The thing that makes ArtPrize unique is there are two equal prizes in each category: one awarded by a jury of art critics, and one voted on by the public.  Every year, my parents will keep me updated on how things are going and what they’ve seen, who they’ve voted for, the whole city talks art for nearly a month. But inevitably, a day or so after it ends, I’ll get that final call, which often goes something like this: “Well, so-and-so took the public vote, I’m not surprised, it was really interesting/good/pretty/well-done, but the art critics chose this entry, and they didn’t like the public vote winner.  I don’t get it. You have an art degree, what makes this art and that not?”

Because I have been through several juried shows, and been trained in different genres and histories of art as part of my degree, I can sometimes tell them what I see and how the critics may have seen the winning entries. Sometimes…yeah, art degree or no, I don’t get it either.

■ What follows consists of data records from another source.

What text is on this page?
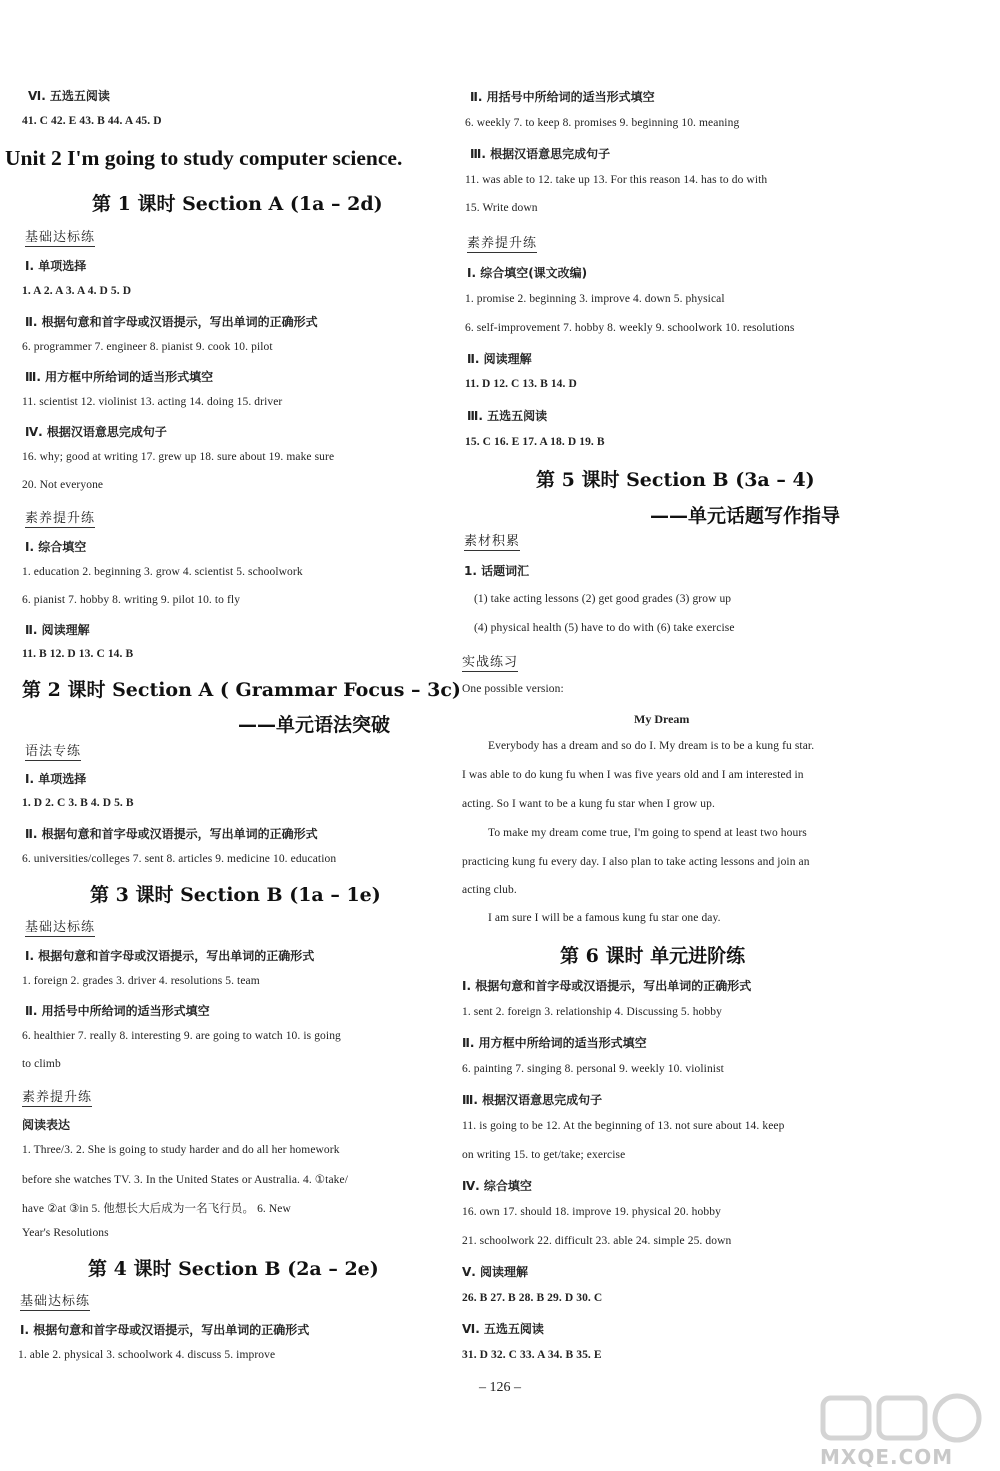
Ⅵ. 五选五阅读
41. C 42. E 43. B 44. A 45. D
Unit 2 I'm going to study computer science.
第 1 课时 Section A (1a – 2d)
基础达标练
Ⅰ. 单项选择
1. A 2. A 3. A 4. D 5. D
Ⅱ. 根据句意和首字母或汉语提示，写出单词的正确形式
6. programmer 7. engineer 8. pianist 9. cook 10. pilot
Ⅲ. 用方框中所给词的适当形式填空
11. scientist 12. violinist 13. acting 14. doing 15. driver
Ⅳ. 根据汉语意思完成句子
16. why; good at writing 17. grew up 18. sure about 19. make sure
20. Not everyone
素养提升练
Ⅰ. 综合填空
1. education 2. beginning 3. grow 4. scientist 5. schoolwork
6. pianist 7. hobby 8. writing 9. pilot 10. to fly
Ⅱ. 阅读理解
11. B 12. D 13. C 14. B
第 2 课时 Section A ( Grammar Focus – 3c)
——单元语法突破
语法专练
Ⅰ. 单项选择
1. D 2. C 3. B 4. D 5. B
Ⅱ. 根据句意和首字母或汉语提示，写出单词的正确形式
6. universities/colleges 7. sent 8. articles 9. medicine 10. education
第 3 课时 Section B (1a – 1e)
基础达标练
Ⅰ. 根据句意和首字母或汉语提示，写出单词的正确形式
1. foreign 2. grades 3. driver 4. resolutions 5. team
Ⅱ. 用括号中所给词的适当形式填空
6. healthier 7. really 8. interesting 9. are going to watch 10. is going
to climb
素养提升练
阅读表达
1. Three/3. 2. She is going to study harder and do all her homework
before she watches TV. 3. In the United States or Australia. 4. ①take/
have ②at ③in 5. 他想长大后成为一名飞行员。 6. New
Year's Resolutions
第 4 课时 Section B (2a – 2e)
基础达标练
Ⅰ. 根据句意和首字母或汉语提示，写出单词的正确形式
1. able 2. physical 3. schoolwork 4. discuss 5. improve
Ⅱ. 用括号中所给词的适当形式填空
6. weekly 7. to keep 8. promises 9. beginning 10. meaning
Ⅲ. 根据汉语意思完成句子
11. was able to 12. take up 13. For this reason 14. has to do with
15. Write down
素养提升练
Ⅰ. 综合填空(课文改编)
1. promise 2. beginning 3. improve 4. down 5. physical
6. self-improvement 7. hobby 8. weekly 9. schoolwork 10. resolutions
Ⅱ. 阅读理解
11. D 12. C 13. B 14. D
Ⅲ. 五选五阅读
15. C 16. E 17. A 18. D 19. B
第 5 课时 Section B (3a – 4)
——单元话题写作指导
素材积累
1. 话题词汇
(1) take acting lessons (2) get good grades (3) grow up
(4) physical health (5) have to do with (6) take exercise
实战练习
One possible version:
My Dream
Everybody has a dream and so do I. My dream is to be a kung fu star.
I was able to do kung fu when I was five years old and I am interested in
acting. So I want to be a kung fu star when I grow up.
To make my dream come true, I'm going to spend at least two hours
practicing kung fu every day. I also plan to take acting lessons and join an
acting club.
I am sure I will be a famous kung fu star one day.
第 6 课时 单元进阶练
Ⅰ. 根据句意和首字母或汉语提示，写出单词的正确形式
1. sent 2. foreign 3. relationship 4. Discussing 5. hobby
Ⅱ. 用方框中所给词的适当形式填空
6. painting 7. singing 8. personal 9. weekly 10. violinist
Ⅲ. 根据汉语意思完成句子
11. is going to be 12. At the beginning of 13. not sure about 14. keep
on writing 15. to get/take; exercise
Ⅳ. 综合填空
16. own 17. should 18. improve 19. physical 20. hobby
21. schoolwork 22. difficult 23. able 24. simple 25. down
Ⅴ. 阅读理解
26. B 27. B 28. B 29. D 30. C
Ⅵ. 五选五阅读
31. D 32. C 33. A 34. B 35. E
– 126 –
MXQE.COM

For most of the 20th century, there’s been this thick veneer of “sophistication” plastered over art to the point that artists and art critics emit this semi-subconcious vibe: “Either you get it, or you don’t, and if you don’t, I can’t help you, you uncouth, uneducated, uncultured hick”.  And if you’re in the “I don’t get it”, camp, you may feel left out, like you can NEVER understand art, let alone share it with your kids, or friends,  or anyone. Sadly, this alienates too many people from even stepping a toe into the amazing world of art.

It makes art really intimidating.

It’s also wrong.

At the most fundamental level, art is really simple: it is just the remaining visual record of and individual and culture frozen at the time and place it was created. Looking through a particular artist’s work tells us about what was important to them, or how they saw life. (Or what they had to create in order to pay their bills)  Looking at cultural art (like Ancient Egyptian, Persian, Greek, Roman, Mayan, or Chinese)  tells us about what each culture saw as important and worth preserving.  Some of these reflections are grand, terrifying, tragic, and even, occasionally, hilarious (sometimes unintentionally so). Art is just a visual story.

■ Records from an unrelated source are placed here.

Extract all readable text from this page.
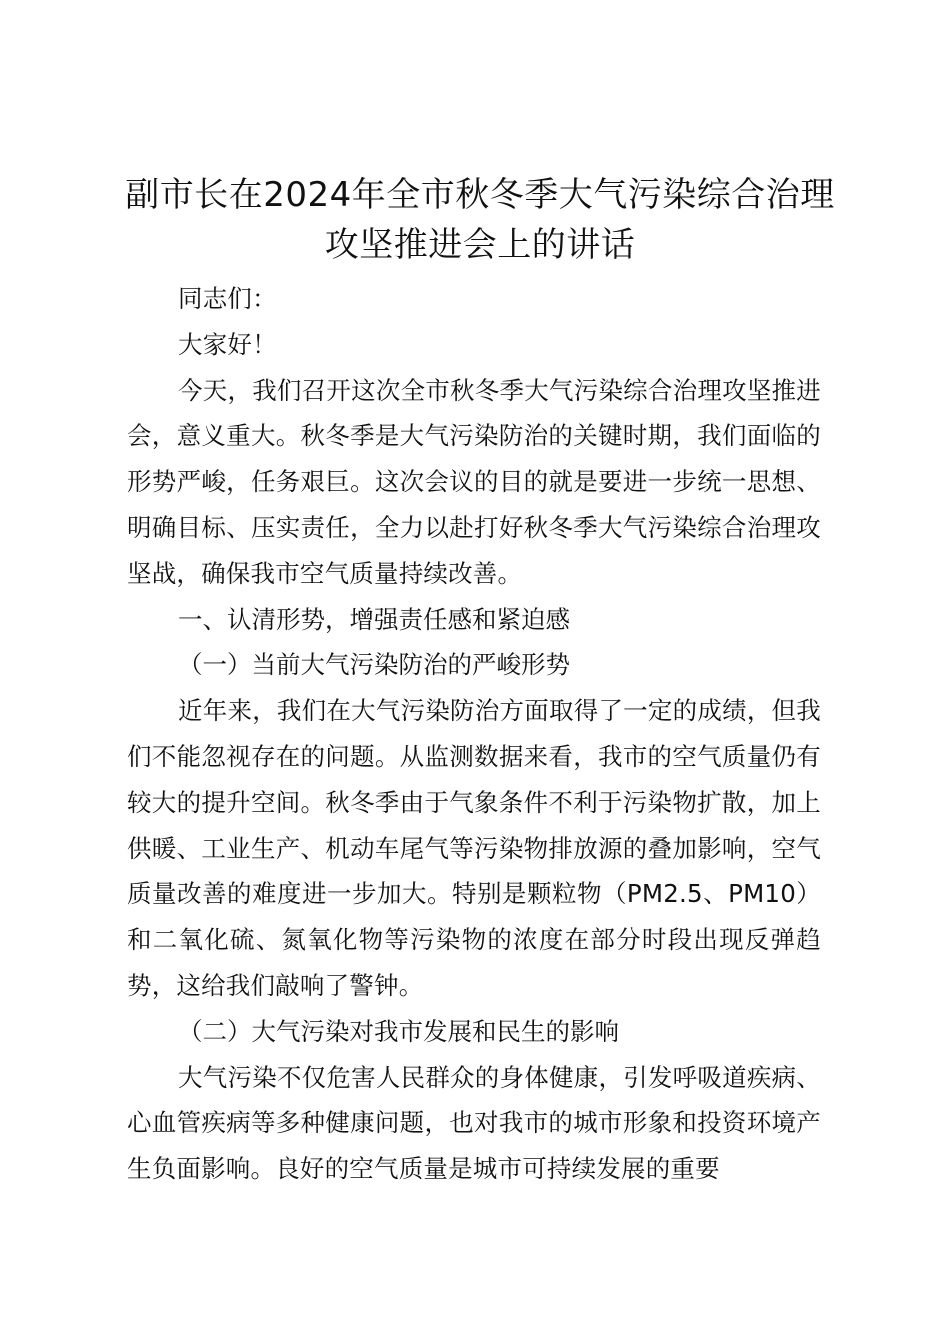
副市长在2024年全市秋冬季大气污染综合治理攻坚推进会上的讲话

同志们：

大家好！

今天，我们召开这次全市秋冬季大气污染综合治理攻坚推进会，意义重大。秋冬季是大气污染防治的关键时期，我们面临的形势严峻，任务艰巨。这次会议的目的就是要进一步统一思想、明确目标、压实责任，全力以赴打好秋冬季大气污染综合治理攻坚战，确保我市空气质量持续改善。

一、认清形势，增强责任感和紧迫感

（一）当前大气污染防治的严峻形势

近年来，我们在大气污染防治方面取得了一定的成绩，但我们不能忽视存在的问题。从监测数据来看，我市的空气质量仍有较大的提升空间。秋冬季由于气象条件不利于污染物扩散，加上供暖、工业生产、机动车尾气等污染物排放源的叠加影响，空气质量改善的难度进一步加大。特别是颗粒物（PM2.5、PM10）和二氧化硫、氮氧化物等污染物的浓度在部分时段出现反弹趋势，这给我们敲响了警钟。

（二）大气污染对我市发展和民生的影响

大气污染不仅危害人民群众的身体健康，引发呼吸道疾病、心血管疾病等多种健康问题，也对我市的城市形象和投资环境产生负面影响。良好的空气质量是城市可持续发展的重要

A carved, inlaid, and assembled three-dimensional image. What does it tell you about the person who made it? What if I revealed it's a self-portrait? What do you see then?

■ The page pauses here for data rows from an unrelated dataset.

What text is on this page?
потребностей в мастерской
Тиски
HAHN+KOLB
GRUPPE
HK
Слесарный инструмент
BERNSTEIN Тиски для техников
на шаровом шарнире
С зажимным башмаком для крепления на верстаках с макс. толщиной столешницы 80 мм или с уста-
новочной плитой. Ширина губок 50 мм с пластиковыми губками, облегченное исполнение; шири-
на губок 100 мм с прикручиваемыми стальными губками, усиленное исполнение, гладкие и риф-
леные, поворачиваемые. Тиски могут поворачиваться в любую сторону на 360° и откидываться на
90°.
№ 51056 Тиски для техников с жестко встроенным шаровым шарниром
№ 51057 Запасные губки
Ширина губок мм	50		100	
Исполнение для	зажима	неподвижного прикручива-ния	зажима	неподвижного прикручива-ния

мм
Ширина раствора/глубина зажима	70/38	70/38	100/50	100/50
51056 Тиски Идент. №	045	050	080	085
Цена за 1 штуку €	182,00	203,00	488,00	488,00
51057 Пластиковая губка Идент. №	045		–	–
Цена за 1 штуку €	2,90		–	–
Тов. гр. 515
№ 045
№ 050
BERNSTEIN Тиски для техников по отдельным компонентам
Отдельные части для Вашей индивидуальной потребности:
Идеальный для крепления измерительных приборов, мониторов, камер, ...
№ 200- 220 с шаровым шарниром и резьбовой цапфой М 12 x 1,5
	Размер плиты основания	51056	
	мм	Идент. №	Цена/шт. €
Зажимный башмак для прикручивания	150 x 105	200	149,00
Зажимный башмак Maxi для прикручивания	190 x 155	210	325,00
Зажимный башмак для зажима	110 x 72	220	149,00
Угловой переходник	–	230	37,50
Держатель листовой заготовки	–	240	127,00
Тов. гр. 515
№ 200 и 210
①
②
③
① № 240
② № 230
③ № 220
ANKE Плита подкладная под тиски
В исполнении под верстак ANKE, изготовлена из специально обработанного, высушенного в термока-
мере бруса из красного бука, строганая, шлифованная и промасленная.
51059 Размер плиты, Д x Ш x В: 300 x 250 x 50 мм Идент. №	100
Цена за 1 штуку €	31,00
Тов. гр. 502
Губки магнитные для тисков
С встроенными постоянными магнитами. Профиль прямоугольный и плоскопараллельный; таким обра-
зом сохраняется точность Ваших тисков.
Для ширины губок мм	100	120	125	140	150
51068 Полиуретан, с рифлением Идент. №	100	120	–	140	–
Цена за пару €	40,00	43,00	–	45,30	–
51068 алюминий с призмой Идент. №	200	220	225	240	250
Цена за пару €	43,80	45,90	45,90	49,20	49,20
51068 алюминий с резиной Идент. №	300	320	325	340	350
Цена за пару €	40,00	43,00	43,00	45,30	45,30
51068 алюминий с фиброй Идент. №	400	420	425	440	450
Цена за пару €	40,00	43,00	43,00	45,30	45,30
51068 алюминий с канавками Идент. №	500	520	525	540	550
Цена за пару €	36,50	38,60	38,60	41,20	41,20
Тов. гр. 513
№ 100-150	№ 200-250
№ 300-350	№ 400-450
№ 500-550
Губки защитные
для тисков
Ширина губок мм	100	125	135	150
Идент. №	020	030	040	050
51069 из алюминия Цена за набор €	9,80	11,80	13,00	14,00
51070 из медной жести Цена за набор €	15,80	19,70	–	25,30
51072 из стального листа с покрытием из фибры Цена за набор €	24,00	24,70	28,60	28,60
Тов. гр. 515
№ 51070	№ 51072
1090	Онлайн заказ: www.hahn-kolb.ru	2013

A carved, inlaid, and assembled three-dimensional image. What does it tell you about the person who made it? What if I revealed it’s a self-portrait? What do you see then?  Source: Own photo, from ArtPrize 2015, GR Ford Museum, Grand Rapids, Michigan.

It’s true art has its own techniques and vocabulary, but those are learnable.  With time and deliberate practice, techniques can be conquered, and you can create beautiful works of art yourself.

But even if you chose not to create art, you can love and appreciate the art of the past and present, and share it with your family and friends.

Knowing the stories of the men and women and cultures that created different works helps bring things to life. The in-jokes or secret symbols hidden in works will become visible to you (or perhaps not, there are some works that have experts still confused!).  You might find you can appreciate what an artist was trying to say, even if you don’t like the particular piece of art yourself. You’ll discover new favorites, or see how art links historical or scientific events.  Art is one of the languages that bind us all together as humans. Every culture has some form of visual language.

Why do artists make it complicated?  We’re incredibly insecure, believe it or not. Bluffing that, “If you don’t get it, it means you just don’t understand art” masks our own insecurities. If we make it seem intentionally obscure, people will think we’re deep.  (This isn’t true all the time or for all artists, but making art is incredibly personal.  It’s like putting your naked heart on a platter for people to judge. Telling someone, “if you don’t get it, then I can’t help you” protects us from our own vulnerability and hurt feelings.)   Different things will speak to each of us differently.  Dive in with us, explore this world, and hold your ground if someone tries to tell you that you just will never understand, because you will bring a different lens to art than I will, and we can both learn things, even if we disagree.